Convolutional neural network – In this article, we will explore and discuss our intuitive explanation of convolutional neural networks (CNN’s) on a high level in simple language. CNN’s are inspired by the structure of the brain but our focus will not be on neural science in here as we do not have any expertise or academic knowledge in any of biological aspect. We are going artificial in this post. CNN’s are a class of Neural Networks that have proven very effective in areas of image recognition, processing and classification.
Convolutional Neural Networks are a special kind of multi-layer neural networks.

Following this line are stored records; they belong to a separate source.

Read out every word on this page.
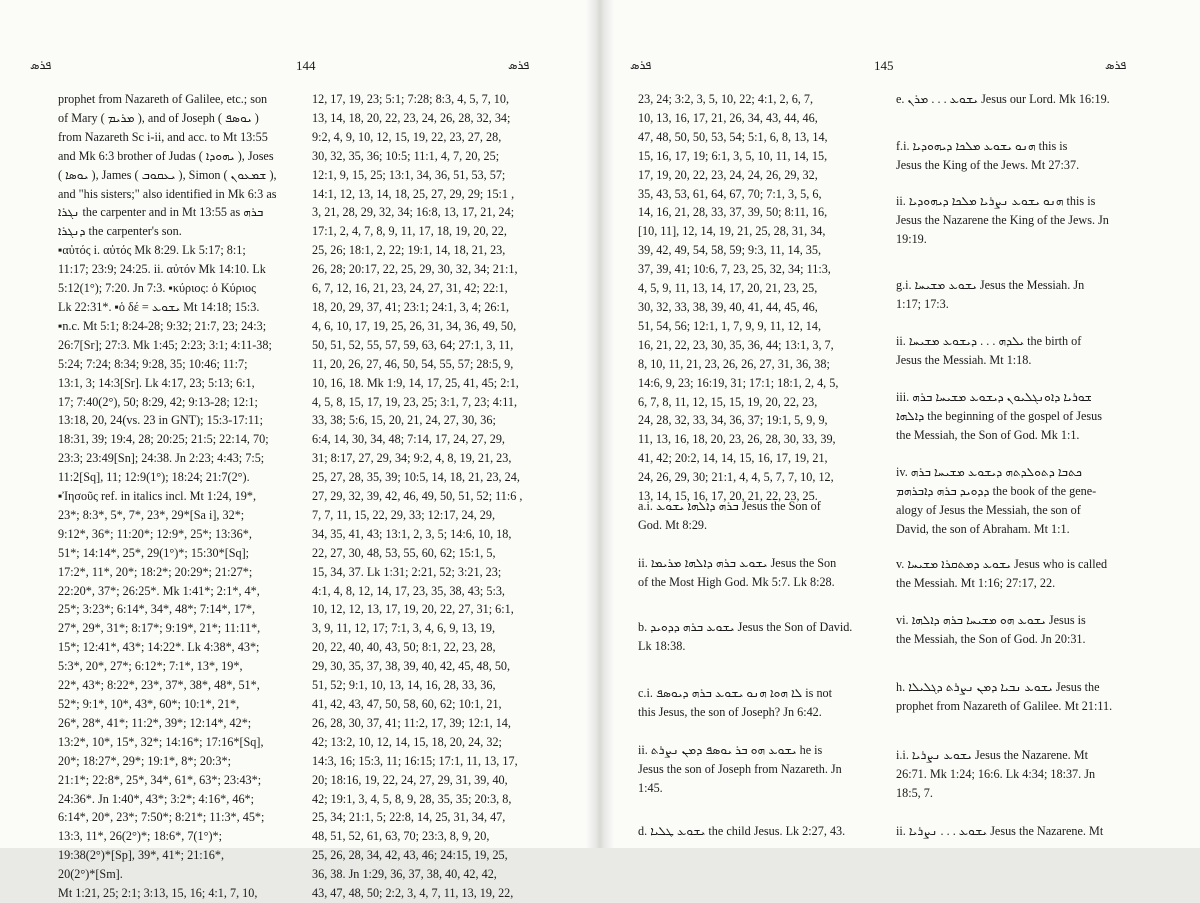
ܦܪܣ	144	ܦܪܣ

prophet from Nazareth of Galilee, etc.; son

of Mary ( ܡܪܝܡ ), and of Joseph ( ܝܘܣܦ )

from Nazareth Sc i-ii, and acc. to Mt 13:55

and Mk 6:3 brother of Judas ( ܝܗܘܕܐ ), Joses

( ܝܘܣܐ ), James ( ܝܥܩܘܒ ), Simon ( ܫܡܥܘܢ ),

and "his sisters;" also identified in Mk 6:3 as

ܢܓܪܐ the carpenter and in Mt 13:55 as ܒܪܗ

ܕܢܓܪܐ the carpenter's son.

▪αὐτός i. αὐτός Mk 8:29. Lk 5:17; 8:1;

11:17; 23:9; 24:25. ii. αὐτόν Mk 14:10. Lk

5:12(1°); 7:20. Jn 7:3. ▪κύριος: ὁ Κύριος

Lk 22:31*. ▪ὁ δέ = ܝܫܘܥ Mt 14:18; 15:3.

▪n.c. Mt 5:1; 8:24-28; 9:32; 21:7, 23; 24:3;

26:7[Sr]; 27:3. Mk 1:45; 2:23; 3:1; 4:11-38;

5:24; 7:24; 8:34; 9:28, 35; 10:46; 11:7;

13:1, 3; 14:3[Sr]. Lk 4:17, 23; 5:13; 6:1,

17; 7:40(2°), 50; 8:29, 42; 9:13-28; 12:1;

13:18, 20, 24(vs. 23 in GNT); 15:3-17:11;

18:31, 39; 19:4, 28; 20:25; 21:5; 22:14, 70;

23:3; 23:49[Sn]; 24:38. Jn 2:23; 4:43; 7:5;

11:2[Sq], 11; 12:9(1°); 18:24; 21:7(2°).

▪Ἰησοῦς ref. in italics incl. Mt 1:24, 19*,

23*; 8:3*, 5*, 7*, 23*, 29*[Sa i], 32*;

9:12*, 36*; 11:20*; 12:9*, 25*; 13:36*,

51*; 14:14*, 25*, 29(1°)*; 15:30*[Sq];

17:2*, 11*, 20*; 18:2*; 20:29*; 21:27*;

22:20*, 37*; 26:25*. Mk 1:41*; 2:1*, 4*,

25*; 3:23*; 6:14*, 34*, 48*; 7:14*, 17*,

27*, 29*, 31*; 8:17*; 9:19*, 21*; 11:11*,

15*; 12:41*, 43*; 14:22*. Lk 4:38*, 43*;

5:3*, 20*, 27*; 6:12*; 7:1*, 13*, 19*,

22*, 43*; 8:22*, 23*, 37*, 38*, 48*, 51*,

52*; 9:1*, 10*, 43*, 60*; 10:1*, 21*,

26*, 28*, 41*; 11:2*, 39*; 12:14*, 42*;

13:2*, 10*, 15*, 32*; 14:16*; 17:16*[Sq],

20*; 18:27*, 29*; 19:1*, 8*; 20:3*;

21:1*; 22:8*, 25*, 34*, 61*, 63*; 23:43*;

24:36*. Jn 1:40*, 43*; 3:2*; 4:16*, 46*;

6:14*, 20*, 23*; 7:50*; 8:21*; 11:3*, 45*;

13:3, 11*, 26(2°)*; 18:6*, 7(1°)*;

19:38(2°)*[Sp], 39*, 41*; 21:16*,

20(2°)*[Sm].

Mt 1:21, 25; 2:1; 3:13, 15, 16; 4:1, 7, 10,

12, 17, 19, 23; 5:1; 7:28; 8:3, 4, 5, 7, 10,

13, 14, 18, 20, 22, 23, 24, 26, 28, 32, 34;

9:2, 4, 9, 10, 12, 15, 19, 22, 23, 27, 28,

30, 32, 35, 36; 10:5; 11:1, 4, 7, 20, 25;

12:1, 9, 15, 25; 13:1, 34, 36, 51, 53, 57;

14:1, 12, 13, 14, 18, 25, 27, 29, 29; 15:1 ,

3, 21, 28, 29, 32, 34; 16:8, 13, 17, 21, 24;

17:1, 2, 4, 7, 8, 9, 11, 17, 18, 19, 20, 22,

25, 26; 18:1, 2, 22; 19:1, 14, 18, 21, 23,

26, 28; 20:17, 22, 25, 29, 30, 32, 34; 21:1,

6, 7, 12, 16, 21, 23, 24, 27, 31, 42; 22:1,

18, 20, 29, 37, 41; 23:1; 24:1, 3, 4; 26:1,

4, 6, 10, 17, 19, 25, 26, 31, 34, 36, 49, 50,

50, 51, 52, 55, 57, 59, 63, 64; 27:1, 3, 11,

11, 20, 26, 27, 46, 50, 54, 55, 57; 28:5, 9,

10, 16, 18. Mk 1:9, 14, 17, 25, 41, 45; 2:1,

4, 5, 8, 15, 17, 19, 23, 25; 3:1, 7, 23; 4:11,

33, 38; 5:6, 15, 20, 21, 24, 27, 30, 36;

6:4, 14, 30, 34, 48; 7:14, 17, 24, 27, 29,

31; 8:17, 27, 29, 34; 9:2, 4, 8, 19, 21, 23,

25, 27, 28, 35, 39; 10:5, 14, 18, 21, 23, 24,

27, 29, 32, 39, 42, 46, 49, 50, 51, 52; 11:6 ,

7, 7, 11, 15, 22, 29, 33; 12:17, 24, 29,

34, 35, 41, 43; 13:1, 2, 3, 5; 14:6, 10, 18,

22, 27, 30, 48, 53, 55, 60, 62; 15:1, 5,

15, 34, 37. Lk 1:31; 2:21, 52; 3:21, 23;

4:1, 4, 8, 12, 14, 17, 23, 35, 38, 43; 5:3,

10, 12, 12, 13, 17, 19, 20, 22, 27, 31; 6:1,

3, 9, 11, 12, 17; 7:1, 3, 4, 6, 9, 13, 19,

20, 22, 40, 40, 43, 50; 8:1, 22, 23, 28,

29, 30, 35, 37, 38, 39, 40, 42, 45, 48, 50,

51, 52; 9:1, 10, 13, 14, 16, 28, 33, 36,

41, 42, 43, 47, 50, 58, 60, 62; 10:1, 21,

26, 28, 30, 37, 41; 11:2, 17, 39; 12:1, 14,

42; 13:2, 10, 12, 14, 15, 18, 20, 24, 32;

14:3, 16; 15:3, 11; 16:15; 17:1, 11, 13, 17,

20; 18:16, 19, 22, 24, 27, 29, 31, 39, 40,

42; 19:1, 3, 4, 5, 8, 9, 28, 35, 35; 20:3, 8,

25, 34; 21:1, 5; 22:8, 14, 25, 31, 34, 47,

48, 51, 52, 61, 63, 70; 23:3, 8, 9, 20,

25, 26, 28, 34, 42, 43, 46; 24:15, 19, 25,

36, 38. Jn 1:29, 36, 37, 38, 40, 42, 42,

43, 47, 48, 50; 2:2, 3, 4, 7, 11, 13, 19, 22,

ܦܪܣ	145	ܦܪܣ

23, 24; 3:2, 3, 5, 10, 22; 4:1, 2, 6, 7,

10, 13, 16, 17, 21, 26, 34, 43, 44, 46,

47, 48, 50, 50, 53, 54; 5:1, 6, 8, 13, 14,

15, 16, 17, 19; 6:1, 3, 5, 10, 11, 14, 15,

17, 19, 20, 22, 23, 24, 24, 26, 29, 32,

35, 43, 53, 61, 64, 67, 70; 7:1, 3, 5, 6,

14, 16, 21, 28, 33, 37, 39, 50; 8:11, 16,

[10, 11], 12, 14, 19, 21, 25, 28, 31, 34,

39, 42, 49, 54, 58, 59; 9:3, 11, 14, 35,

37, 39, 41; 10:6, 7, 23, 25, 32, 34; 11:3,

4, 5, 9, 11, 13, 14, 17, 20, 21, 23, 25,

30, 32, 33, 38, 39, 40, 41, 44, 45, 46,

51, 54, 56; 12:1, 1, 7, 9, 9, 11, 12, 14,

16, 21, 22, 23, 30, 35, 36, 44; 13:1, 3, 7,

8, 10, 11, 21, 23, 26, 26, 27, 31, 36, 38;

14:6, 9, 23; 16:19, 31; 17:1; 18:1, 2, 4, 5,

6, 7, 8, 11, 12, 15, 15, 19, 20, 22, 23,

24, 28, 32, 33, 34, 36, 37; 19:1, 5, 9, 9,

11, 13, 16, 18, 20, 23, 26, 28, 30, 33, 39,

41, 42; 20:2, 14, 14, 15, 16, 17, 19, 21,

24, 26, 29, 30; 21:1, 4, 4, 5, 7, 7, 10, 12,

13, 14, 15, 16, 17, 20, 21, 22, 23, 25.

a.i. ܒܪܗ ܕܐܠܗܐ ܝܫܘܥ Jesus the Son of
God. Mt 8:29.
ii. ܝܫܘܥ ܒܪܗ ܕܐܠܗܐ ܡܪܝܡܐ Jesus the Son
of the Most High God. Mk 5:7. Lk 8:28.
b. ܝܫܘܥ ܒܪܗ ܕܕܘܝܕ Jesus the Son of David.
Lk 18:38.
c.i. ܠܐ ܗܘܐ ܗܢܘ ܝܫܘܥ ܒܪܗ ܕܝܘܣܦ is not
this Jesus, the son of Joseph? Jn 6:42.
ii. ܝܫܘܥ ܗܘ ܒܪ ܝܘܣܦ ܕܡܢ ܢܨܪܬ he is
Jesus the son of Joseph from Nazareth. Jn
1:45.
d. ܝܫܘܥ ܛܠܝܐ the child Jesus. Lk 2:27, 43.
e. ܝܫܘܥ . . . ܡܪܢ Jesus our Lord. Mk 16:19.
f.i. ܗܢܘ ܝܫܘܥ ܡܠܟܐ ܕܝܗܘܕܝܐ this is
Jesus the King of the Jews. Mt 27:37.
ii. ܗܢܘ ܝܫܘܥ ܢܨܪܝܐ ܡܠܟܐ ܕܝܗܘܕܝܐ this is
Jesus the Nazarene the King of the Jews. Jn
19:19.
g.i. ܝܫܘܥ ܡܫܝܚܐ Jesus the Messiah. Jn
1:17; 17:3.
ii. ܝܠܕܗ . . . ܕܝܫܘܥ ܡܫܝܚܐ the birth of
Jesus the Messiah. Mt 1:18.
iii. ܫܘܪܝܐ ܕܐܘܢܓܠܝܘܢ ܕܝܫܘܥ ܡܫܝܚܐ ܒܪܗ
ܕܐܠܗܐ the beginning of the gospel of Jesus
the Messiah, the Son of God. Mk 1:1.
iv. ܟܬܒܐ ܕܬܘܠܕܬܗ ܕܝܫܘܥ ܡܫܝܚܐ ܒܪܗ
ܕܕܘܝܕ ܒܪܗ ܕܐܒܪܗܡ the book of the gene-
alogy of Jesus the Messiah, the son of
David, the son of Abraham. Mt 1:1.
v. ܝܫܘܥ ܕܡܬܩܪܐ ܡܫܝܚܐ Jesus who is called
the Messiah. Mt 1:16; 27:17, 22.
vi. ܝܫܘܥ ܗܘ ܡܫܝܚܐ ܒܪܗ ܕܐܠܗܐ Jesus is
the Messiah, the Son of God. Jn 20:31.
h. ܝܫܘܥ ܢܒܝܐ ܕܡܢ ܢܨܪܬ ܕܓܠܝܠܐ Jesus the
prophet from Nazareth of Galilee. Mt 21:11.
i.i. ܝܫܘܥ ܢܨܪܝܐ Jesus the Nazarene. Mt
26:71. Mk 1:24; 16:6. Lk 4:34; 18:37. Jn
18:5, 7.
ii. ܝܫܘܥ . . . ܢܨܪܝܐ Jesus the Nazarene. Mt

What are Convolutional Neural Networks
Convolutional neural networks (CNN) – Might look or appears like magic to many but in reality, it’s just simple science and mathematics only. CNN’s are a class of neural networks that have proven very effective in areas of image recognition thus in most of the cases its applied to image processing. This network is a great example of variation for multilayer perceptron for processing and classification. It’s a deep learning algorithm in which it takes input as an image and put weights and biases effectively to its objects and finally able to differentiate images from each other.
As per Wiki – In machine learning, a convolutional neural network (CNN, or ConvNet) is a class of deep, feed-forward artificial neural networks, most commonly applied to analysing visual imagery.
Artificial Intelligence solutions behind CNN’s amazingly transform how businesses and developers create user experiences and solve real-world problems. CNN’s are also known as the application of neuroscience to machine learning. They employe mathematical operations known as “Convolution”; which is a specialised kind of linear operation.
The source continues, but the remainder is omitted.